Main Session
Sep 30
PQA 07 - Genitourinary Cancer, Patient Safety, Nursing/Supportive Care

3203 - CONSOLIDATE: Concurrent Radiotherapy with Enfortumab vedotin (EV) for Locally Advanced Bladder Cancer

12:45pm - 02:00pm PT
Hall F
Screen: 3
POSTER

Presenter(s)

Patrick Carriere, MD, PhD Headshot
Patrick Carriere, MD, PhD - MD Anderson Cancer Center, Houston, TX

P. P. Carriere1, J. Gao2, O. Alhalabi2, W. Qiao3, C. Lozano4, M. Campbell2, A. Y. Shah2, C. Kovitz2, S. Goswami2, M. Desai2, H. Mok1, C. Tang1, O. Mohamad1, L. L. Mayo1, K. Bree5, N. Navai5, B. Lee5, A. Kamat5, K. E. Hoffman1, S. Choi1, and C. J. Hassanzadeh1; 1Division of Radiation Oncology, The University of Texas MD Anderson Cancer Center, Houston, TX, 2Department of Genitourinary Medical Oncology, The University of Texas MD Anderson Cancer Center, Houston, TX, 3Department of Biostatistics, The University of Texas MD Anderson Cancer Center, Houston, TX, 4Department of Genitourinary Radiation Oncology, The University of Texas MD Anderson Cancer Center, Houston, TX, 5Department of Urology, The University of Texas MD Anderson Cancer Center, Houston, TX

Purpose/Objective(s): Locally advanced muscle invasive bladder cancer (LA-BC) is currently treated with sequential lines of systemic therapy, with local therapies such as cystectomy rarely pursued. Bladder-preserving trimodality therapy (TMT), which integrates systemic therapy, radiotherapy (RT), and transurethral resection, has emerged as an alternative approach; however, this has classically been reserved for early stage MIBC patients. Radio-sensitizing cytotoxic chemotherapy has off target effects and has shown limited utility in LABC. Enfortumab vedotin (EV), an antibody-drug conjugate (ADC) targeting Nectin-4, has demonstrated promising activity in LABC, and pre-clinical models have shown synergy between ADCs and RT. This warrants investigation into a novel, treatment paradigm for patients with LABC. CONSOLIDATE is a single-arm phase I/II trial investigating concurrent EV with hypofractionated RT in patients with LA-MIBC.

Materials/Methods: This is an open-label, single-arm trial including patients with histologically confirmed urothelial carcinoma, LABC (T4N0 or T1-4N2-3). Patients with mixed urothelial histology are allowed. Eligibility criteria include ECOG 0-2, normal organ and marrow function with creatinine clearance = 30 mL/min. Patients should have received at least 2 cycles of EV prior to enrollment as a part of the consolidate RT strategy. Exclusion criteria include prior pelvic RT, distant metastases beyond regional lymph nodes, and active autoimmune disease precluding RT.
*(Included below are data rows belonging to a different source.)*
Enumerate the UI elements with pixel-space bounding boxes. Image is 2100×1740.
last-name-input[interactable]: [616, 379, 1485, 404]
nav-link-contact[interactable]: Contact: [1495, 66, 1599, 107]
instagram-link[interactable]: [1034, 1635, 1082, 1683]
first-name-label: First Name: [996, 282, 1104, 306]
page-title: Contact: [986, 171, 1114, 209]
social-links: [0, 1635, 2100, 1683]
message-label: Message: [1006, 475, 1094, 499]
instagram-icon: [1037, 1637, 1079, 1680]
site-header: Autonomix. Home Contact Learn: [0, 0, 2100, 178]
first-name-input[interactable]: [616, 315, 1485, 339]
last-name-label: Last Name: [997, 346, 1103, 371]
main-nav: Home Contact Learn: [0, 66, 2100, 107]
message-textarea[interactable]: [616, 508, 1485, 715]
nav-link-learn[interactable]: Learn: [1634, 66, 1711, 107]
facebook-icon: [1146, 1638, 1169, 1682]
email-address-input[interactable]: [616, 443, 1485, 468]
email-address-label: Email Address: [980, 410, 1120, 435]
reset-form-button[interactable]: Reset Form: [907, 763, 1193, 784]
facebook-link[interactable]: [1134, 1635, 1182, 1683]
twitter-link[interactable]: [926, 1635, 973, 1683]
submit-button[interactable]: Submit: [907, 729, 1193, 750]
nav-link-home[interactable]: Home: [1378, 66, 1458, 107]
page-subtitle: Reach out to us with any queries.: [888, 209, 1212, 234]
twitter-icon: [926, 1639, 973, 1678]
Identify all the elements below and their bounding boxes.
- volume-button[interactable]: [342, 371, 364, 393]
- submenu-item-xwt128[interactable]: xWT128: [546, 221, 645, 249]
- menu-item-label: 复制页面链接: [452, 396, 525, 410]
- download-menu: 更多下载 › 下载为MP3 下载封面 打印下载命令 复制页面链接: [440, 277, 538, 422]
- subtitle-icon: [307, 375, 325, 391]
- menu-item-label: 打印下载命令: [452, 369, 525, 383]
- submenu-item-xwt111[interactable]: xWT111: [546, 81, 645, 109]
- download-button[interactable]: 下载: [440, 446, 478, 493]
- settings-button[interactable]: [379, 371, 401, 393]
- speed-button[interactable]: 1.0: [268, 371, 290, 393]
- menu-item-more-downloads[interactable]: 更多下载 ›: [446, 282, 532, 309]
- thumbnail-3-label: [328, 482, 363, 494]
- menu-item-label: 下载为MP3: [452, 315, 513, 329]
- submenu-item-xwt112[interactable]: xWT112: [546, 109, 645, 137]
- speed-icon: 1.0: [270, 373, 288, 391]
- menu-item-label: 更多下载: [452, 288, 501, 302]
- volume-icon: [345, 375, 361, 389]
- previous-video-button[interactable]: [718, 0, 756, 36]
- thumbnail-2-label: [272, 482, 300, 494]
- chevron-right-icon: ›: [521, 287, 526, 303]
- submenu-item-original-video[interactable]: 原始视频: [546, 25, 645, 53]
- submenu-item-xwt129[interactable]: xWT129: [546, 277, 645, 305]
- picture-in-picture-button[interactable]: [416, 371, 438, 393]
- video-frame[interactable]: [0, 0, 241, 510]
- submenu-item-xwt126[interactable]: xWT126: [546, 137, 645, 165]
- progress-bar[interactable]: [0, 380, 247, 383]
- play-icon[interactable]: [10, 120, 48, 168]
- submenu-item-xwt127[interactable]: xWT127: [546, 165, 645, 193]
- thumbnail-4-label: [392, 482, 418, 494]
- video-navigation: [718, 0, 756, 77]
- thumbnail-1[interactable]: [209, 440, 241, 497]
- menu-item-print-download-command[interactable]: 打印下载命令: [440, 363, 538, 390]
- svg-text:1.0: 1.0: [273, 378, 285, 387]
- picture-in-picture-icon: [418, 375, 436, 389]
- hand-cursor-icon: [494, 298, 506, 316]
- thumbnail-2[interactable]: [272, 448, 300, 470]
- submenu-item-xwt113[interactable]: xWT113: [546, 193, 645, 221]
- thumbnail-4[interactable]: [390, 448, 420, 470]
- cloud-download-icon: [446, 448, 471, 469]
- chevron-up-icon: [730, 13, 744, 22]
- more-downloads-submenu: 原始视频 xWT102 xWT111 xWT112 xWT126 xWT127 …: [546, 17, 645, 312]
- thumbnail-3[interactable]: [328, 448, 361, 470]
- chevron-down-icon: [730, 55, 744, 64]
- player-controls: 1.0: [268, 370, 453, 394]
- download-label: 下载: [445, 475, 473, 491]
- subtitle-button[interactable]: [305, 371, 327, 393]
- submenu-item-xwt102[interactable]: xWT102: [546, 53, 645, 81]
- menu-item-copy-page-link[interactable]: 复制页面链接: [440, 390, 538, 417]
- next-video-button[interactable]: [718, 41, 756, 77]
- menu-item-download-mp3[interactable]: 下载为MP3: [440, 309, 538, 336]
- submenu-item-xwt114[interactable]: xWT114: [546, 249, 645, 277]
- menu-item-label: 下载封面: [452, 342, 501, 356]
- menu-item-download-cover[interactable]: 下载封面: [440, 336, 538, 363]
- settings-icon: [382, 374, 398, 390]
The phase I portion will determine the optimal concurrent EV dose, followed by a phase II expansion cohort. EV dosing will be investigated in the phase I lead-in with two dose levels. Dose level 1 will be 1mg/kg IV day 1 and 8 every 28 days, with a dose reduction to 0.75mg/kg if dose-limiting toxicity is encountered. RT is delivered concurrent with EV over 4 weeks to a dose of 55Gy in 20 fractions with optional lymph node coverage. RT techniques will include intensity-modulated RT (IMRT), or proton therapy with CT or MRI image-guidance. Post-RT maintenance EV is optional per physician discretion. Primary endpoints include safety/tolerability of this novel treatment approach, progression-free survival for concurrent EV and RT compared to historical controls with systemic therapy approaches, and health-related quality of life assess by EQ-5D-5L, EORTC MIBC module and EPIC bowel domain instruments. Secondary endpoints will include overall survival and metastasis free survival. Translational objectives include 1) investigating minimal residual disease detection assays prior to RT and post-RT, and 2) characterization of mechanisms that drive resistance to combined EV plus RT. The study aims to accrue up to 47 patients at MD Anderson Cancer Center and partner sites and enrollment is ongoing. Clinical trial information: NCT06434350. Research sponsor: Myriad Genetics.